Neue Bach-Ausgabe - History

History

The celebrations in 1950 of the bicentennial of Bach's death in Göttingen and Leipzig led to the initiative to publish his complete works in a critical scientific edition. Musicologists such as Friedrich Blume, Max Schneider, Friedrich Smend and Heinrich Besseler, and sponsors such as Bernhard Sprengel and Otto Benecke made the project possible, supported by the editor Karl Vötterle.
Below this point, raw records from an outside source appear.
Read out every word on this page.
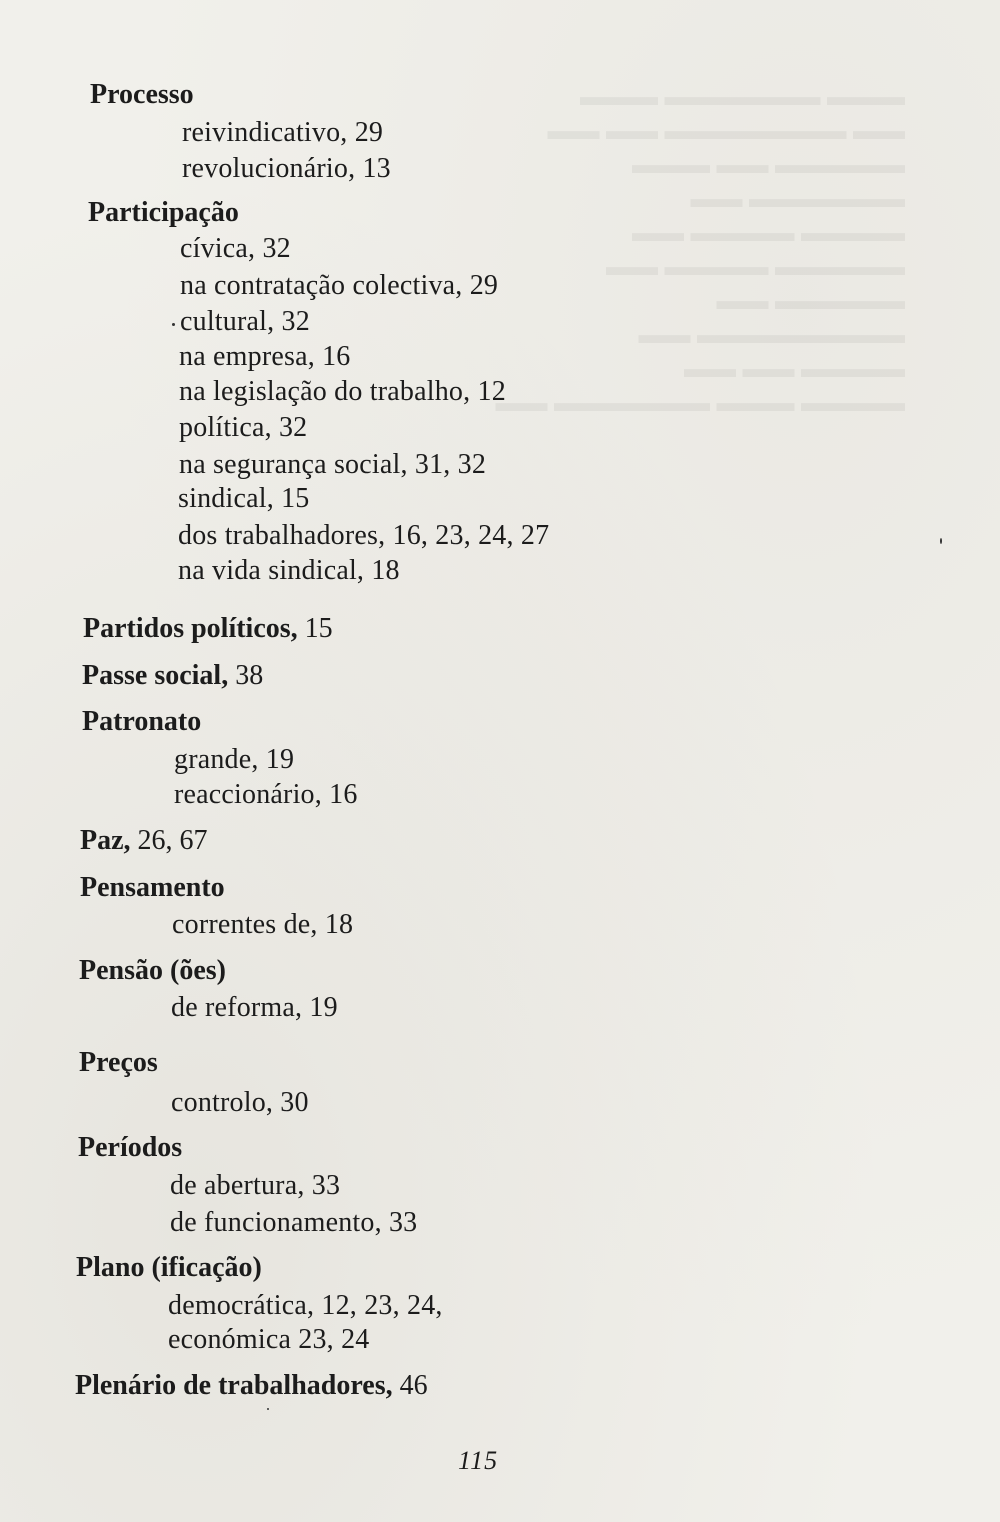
▬▬▬ ▬▬▬▬▬▬ ▬▬▬
▬▬ ▬▬▬▬▬▬▬ ▬▬ ▬▬
▬▬▬▬▬ ▬▬ ▬▬▬
▬▬▬▬▬▬ ▬▬
▬▬▬▬ ▬▬▬▬ ▬▬
▬▬▬▬▬ ▬▬▬▬ ▬▬
▬▬▬▬▬ ▬▬
▬▬▬▬▬▬▬▬ ▬▬
▬▬▬▬ ▬▬ ▬▬
▬▬▬▬ ▬▬▬ ▬▬▬▬▬▬ ▬▬
Processo
reivindicativo, 29
revolucionário, 13
Participação
cívica, 32
na contratação colectiva, 29
cultural, 32
na empresa, 16
na legislação do trabalho, 12
política, 32
na segurança social, 31, 32
sindical, 15
dos trabalhadores, 16, 23, 24, 27
na vida sindical, 18
Partidos políticos, 15
Passe social, 38
Patronato
grande, 19
reaccionário, 16
Paz, 26, 67
Pensamento
correntes de, 18
Pensão (ões)
de reforma, 19
Preços
controlo, 30
Períodos
de abertura, 33
de funcionamento, 33
Plano (ificação)
democrática, 12, 23, 24,
económica 23, 24
Plenário de trabalhadores, 46
115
The Neue Bachgesellschaft recommended to pursue the project as a joint venture of musicologists in Göttingen, then West Germany, and Leipzig, then East Germany, in order to stress that the common cultural heritage was undivisible. The Bach-Archiv Leipzig and the Johann-Sebastian-Bach-Institut Göttingen collaborated, their directors Werner Neumann and Alfred Dürr made the new edition their life's project. The publishers were Bärenreiter in Kassel, chosen in 1951 by the Federal Government, and from 1954 the Deutscher Verlag für Musik, a new publisher in Leipzig which was involved until the unification of Germany.

Initially the duration of the edition was estimated as 15 to 20 years, but the scientific work with the sources required much more time than anticipated. The first volumes appeared in 1954. The edition was completed in June 2007.